A artista visa temas atuais como o papel da mulher na sociedade e sobre a sociedade de consumo.
Foto: Martin Kennedy
Assim, após mais de 30 anos de carreira, ela apresenta a exposição Bonnes Mères (Boas Mães, em tradução livre) na cidade de Marselha, no sul de França, onde apresenta a sua visão sobre o campo da maternidade. Essa mostra é coletiva e dialoga com outros artistas. Sempre em busca de dialogar com o contexto da sociedade atual e os dilemas enfrentados pelas mulheres, principalmente. Segundo a autora, no seu website: “Inspirada nas tradições culturais do Mediterrâneo, Bonnes Mères explora a maternidade enquanto experiência íntima, construção social, questão política e tema recorrente na arte.
Organizada em três secções temáticas, a exposição percorre o imaginário das figuras maternas tradicionais, revela as múltiplas, e por vezes invisíveis, realidades da maternidade e termina com uma reflexão sobre os laços e as formas de transmissão que estruturam a relação entre mãe e filho.
Concebida como um percurso imersivo e luminoso, a exposição evidencia as dimensões física, simbólica e política da maternidade, prestando também homenagem a figuras maternas frequentemente relegadas para a sombra.”
A exposição inclui uma obra icónica, o Coração de Viana, inserida no tema das perspectivas culturais da maternidade. Fica aberta ao público até 31 de agosto de 2026, no Museu das Civilizações da Europa e do Mediterrâneo (MUCEM).
Em paralelo a essa, ocorre em Villefranche-sur-Mer, uma pequena cidade mediterrânica, a exposição L’Absurde et La Rêve (O absurdo e o sonho, em tradução livre). Uma mostra de verão que, em colaboração com o artista plástico belga Arne Quinze, propõe uma experiência imersiva, com diálogos ao surrealismo. Fica em cartaz entre 20 de junho e 31 de outubro de 2026, na Citadelle, Centro de artes e museu da cidade.
Foto: pleinsud.art
Segundo o website pleinsud.art: “O escultor belga Arne Quinze convida a artista portuguesa Joana Vasconcelos para se juntar a ele na criação de um conjunto de obras extraordinário, explorando o poético, o surreal e o inesperado.
No espírito de Jean Cocteau, cujo legado está profundamente enraizado em Villefranche-sur-Mer, a exposição convida os visitantes a redescobrir o surrealismo e o pensamento onírico como lentes essenciais para refletir sobre o crescente distanciamento entre a cultura contemporânea e a natureza. Uma perda e uma forma de alienação que Quinze considera profundamente prejudiciais.

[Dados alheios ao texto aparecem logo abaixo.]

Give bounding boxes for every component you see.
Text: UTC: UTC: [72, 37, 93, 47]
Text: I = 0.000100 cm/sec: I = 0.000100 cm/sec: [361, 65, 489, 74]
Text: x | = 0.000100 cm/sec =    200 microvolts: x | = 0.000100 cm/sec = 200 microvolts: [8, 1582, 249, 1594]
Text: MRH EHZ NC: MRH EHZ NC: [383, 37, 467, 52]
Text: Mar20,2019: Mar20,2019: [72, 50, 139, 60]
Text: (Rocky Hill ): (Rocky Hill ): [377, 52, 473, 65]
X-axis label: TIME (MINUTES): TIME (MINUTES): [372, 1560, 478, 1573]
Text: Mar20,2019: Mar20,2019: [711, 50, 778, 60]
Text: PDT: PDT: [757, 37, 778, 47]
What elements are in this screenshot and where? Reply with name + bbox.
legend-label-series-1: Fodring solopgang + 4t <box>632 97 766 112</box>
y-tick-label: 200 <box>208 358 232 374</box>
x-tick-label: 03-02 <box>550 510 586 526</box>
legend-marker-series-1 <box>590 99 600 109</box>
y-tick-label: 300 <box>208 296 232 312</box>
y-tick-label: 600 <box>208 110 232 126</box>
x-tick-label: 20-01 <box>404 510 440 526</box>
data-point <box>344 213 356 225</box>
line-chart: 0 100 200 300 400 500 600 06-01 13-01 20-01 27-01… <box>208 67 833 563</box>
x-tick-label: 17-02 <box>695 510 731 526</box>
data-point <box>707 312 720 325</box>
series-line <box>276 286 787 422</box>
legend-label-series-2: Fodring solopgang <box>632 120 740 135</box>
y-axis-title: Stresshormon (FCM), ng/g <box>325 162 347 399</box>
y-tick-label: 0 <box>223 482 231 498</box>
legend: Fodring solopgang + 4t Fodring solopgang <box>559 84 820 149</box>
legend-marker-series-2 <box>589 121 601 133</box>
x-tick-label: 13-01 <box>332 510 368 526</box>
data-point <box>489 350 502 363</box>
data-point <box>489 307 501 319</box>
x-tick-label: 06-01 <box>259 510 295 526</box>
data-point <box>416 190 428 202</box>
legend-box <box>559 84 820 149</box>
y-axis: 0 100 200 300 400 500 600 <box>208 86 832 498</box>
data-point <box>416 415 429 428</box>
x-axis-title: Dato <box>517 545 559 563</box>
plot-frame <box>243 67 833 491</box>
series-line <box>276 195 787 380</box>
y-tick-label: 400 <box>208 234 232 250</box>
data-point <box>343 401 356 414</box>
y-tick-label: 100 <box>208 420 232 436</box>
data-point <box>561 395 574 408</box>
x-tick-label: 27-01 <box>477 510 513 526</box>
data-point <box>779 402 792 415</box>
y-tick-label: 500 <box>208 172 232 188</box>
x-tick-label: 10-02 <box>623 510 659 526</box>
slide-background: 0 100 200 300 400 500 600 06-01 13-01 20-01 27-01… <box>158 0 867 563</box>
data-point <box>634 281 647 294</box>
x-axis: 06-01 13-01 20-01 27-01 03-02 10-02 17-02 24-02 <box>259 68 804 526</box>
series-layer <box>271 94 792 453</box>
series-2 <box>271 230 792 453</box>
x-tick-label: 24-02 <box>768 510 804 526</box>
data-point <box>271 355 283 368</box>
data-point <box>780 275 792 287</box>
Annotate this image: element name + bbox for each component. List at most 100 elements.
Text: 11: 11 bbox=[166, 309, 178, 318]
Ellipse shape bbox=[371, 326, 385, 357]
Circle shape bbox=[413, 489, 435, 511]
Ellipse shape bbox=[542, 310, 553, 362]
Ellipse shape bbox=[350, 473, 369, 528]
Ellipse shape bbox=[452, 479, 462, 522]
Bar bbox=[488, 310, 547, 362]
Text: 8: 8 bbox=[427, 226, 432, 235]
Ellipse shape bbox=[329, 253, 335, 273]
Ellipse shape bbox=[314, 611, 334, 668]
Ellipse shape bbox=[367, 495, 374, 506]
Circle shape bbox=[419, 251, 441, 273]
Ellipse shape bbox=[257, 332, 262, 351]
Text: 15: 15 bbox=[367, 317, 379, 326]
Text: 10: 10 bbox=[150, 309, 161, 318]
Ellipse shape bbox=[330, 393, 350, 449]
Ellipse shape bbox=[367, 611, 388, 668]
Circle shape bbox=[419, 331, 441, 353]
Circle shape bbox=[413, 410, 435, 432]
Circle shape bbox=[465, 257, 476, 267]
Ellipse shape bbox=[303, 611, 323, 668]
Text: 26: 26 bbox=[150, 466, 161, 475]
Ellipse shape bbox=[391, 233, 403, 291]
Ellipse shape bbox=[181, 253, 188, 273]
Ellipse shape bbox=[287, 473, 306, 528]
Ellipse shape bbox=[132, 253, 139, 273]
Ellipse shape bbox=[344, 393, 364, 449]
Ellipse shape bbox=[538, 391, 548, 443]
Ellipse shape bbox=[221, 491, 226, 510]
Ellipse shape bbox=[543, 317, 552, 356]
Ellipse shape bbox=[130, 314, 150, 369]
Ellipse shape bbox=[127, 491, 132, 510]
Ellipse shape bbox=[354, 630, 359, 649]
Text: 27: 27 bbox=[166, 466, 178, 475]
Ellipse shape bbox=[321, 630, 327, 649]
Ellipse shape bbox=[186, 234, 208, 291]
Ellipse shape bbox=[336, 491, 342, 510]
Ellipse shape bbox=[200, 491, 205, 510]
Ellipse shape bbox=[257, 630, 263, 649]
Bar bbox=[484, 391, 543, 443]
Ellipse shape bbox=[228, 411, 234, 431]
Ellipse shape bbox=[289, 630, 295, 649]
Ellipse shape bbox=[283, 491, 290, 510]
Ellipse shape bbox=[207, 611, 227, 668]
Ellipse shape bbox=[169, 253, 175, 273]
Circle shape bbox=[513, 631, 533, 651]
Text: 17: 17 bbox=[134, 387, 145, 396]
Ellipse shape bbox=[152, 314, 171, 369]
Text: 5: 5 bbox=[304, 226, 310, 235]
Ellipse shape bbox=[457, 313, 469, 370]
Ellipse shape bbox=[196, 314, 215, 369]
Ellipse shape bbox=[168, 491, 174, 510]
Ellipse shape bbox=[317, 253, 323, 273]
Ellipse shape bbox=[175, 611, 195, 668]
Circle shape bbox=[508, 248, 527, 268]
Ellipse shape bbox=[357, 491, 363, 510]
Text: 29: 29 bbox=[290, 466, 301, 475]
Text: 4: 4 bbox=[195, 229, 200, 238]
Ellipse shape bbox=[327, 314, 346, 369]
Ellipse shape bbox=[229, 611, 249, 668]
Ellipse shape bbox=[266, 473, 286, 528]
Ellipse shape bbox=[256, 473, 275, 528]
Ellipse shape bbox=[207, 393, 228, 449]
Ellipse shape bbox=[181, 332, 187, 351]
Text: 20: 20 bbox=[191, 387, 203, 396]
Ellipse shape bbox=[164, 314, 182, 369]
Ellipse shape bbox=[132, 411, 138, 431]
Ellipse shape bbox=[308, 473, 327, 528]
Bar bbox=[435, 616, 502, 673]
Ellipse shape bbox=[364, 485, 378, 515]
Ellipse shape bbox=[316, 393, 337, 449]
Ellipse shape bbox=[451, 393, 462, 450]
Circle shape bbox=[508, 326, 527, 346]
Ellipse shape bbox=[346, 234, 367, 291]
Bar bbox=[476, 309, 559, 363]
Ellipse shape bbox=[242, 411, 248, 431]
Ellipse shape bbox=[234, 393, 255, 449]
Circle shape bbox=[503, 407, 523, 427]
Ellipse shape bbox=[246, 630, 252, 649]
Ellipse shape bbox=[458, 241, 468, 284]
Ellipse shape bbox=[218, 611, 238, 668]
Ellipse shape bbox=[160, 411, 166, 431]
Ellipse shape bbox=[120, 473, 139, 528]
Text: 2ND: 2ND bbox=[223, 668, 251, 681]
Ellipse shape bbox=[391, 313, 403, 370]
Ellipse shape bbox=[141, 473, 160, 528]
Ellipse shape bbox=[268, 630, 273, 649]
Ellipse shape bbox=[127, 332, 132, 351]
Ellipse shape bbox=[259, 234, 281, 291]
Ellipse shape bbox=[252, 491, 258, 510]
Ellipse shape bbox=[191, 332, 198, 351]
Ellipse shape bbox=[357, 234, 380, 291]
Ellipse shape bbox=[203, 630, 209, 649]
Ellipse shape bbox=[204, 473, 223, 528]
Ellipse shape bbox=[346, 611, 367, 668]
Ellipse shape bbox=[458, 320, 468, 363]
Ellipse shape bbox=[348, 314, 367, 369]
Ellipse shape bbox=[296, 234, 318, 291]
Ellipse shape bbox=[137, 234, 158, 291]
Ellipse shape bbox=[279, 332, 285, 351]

Espalhada por toda a Cidadela, a exposição se desdobra através de instalações monumentais ao ar livre, lado a lado com ambientes internos mais intimistas. Ela oferece a Quinze e Vasconcelos um espaço único de expressão, permitindo-lhes moldar uma narrativa singular e imersiva.”
Na cena brasileira, a artista apresenta a exposição Jardim do Éden, no Farol Santander, em São Paulo. Segundo a artista, é uma “exposição imersiva, que propõe uma reflexão sobre natureza, artificialidade e tecnologia [...] totalmente no escuro, guiada apenas pelas flores (que a compõem) enquanto uma paisagem sonora subtil, gerada pelo funcionamento mecânico da obra, reforça a sensação de imersão”
De facto, a exposição foi concebida exclusivamente para ocupar o 23º andar do prédio, onde fica a galeria de arte.
A curadoria é do brasileiro Fernando Zugno e fica em exposição até ao dia 21 de junho de 2026.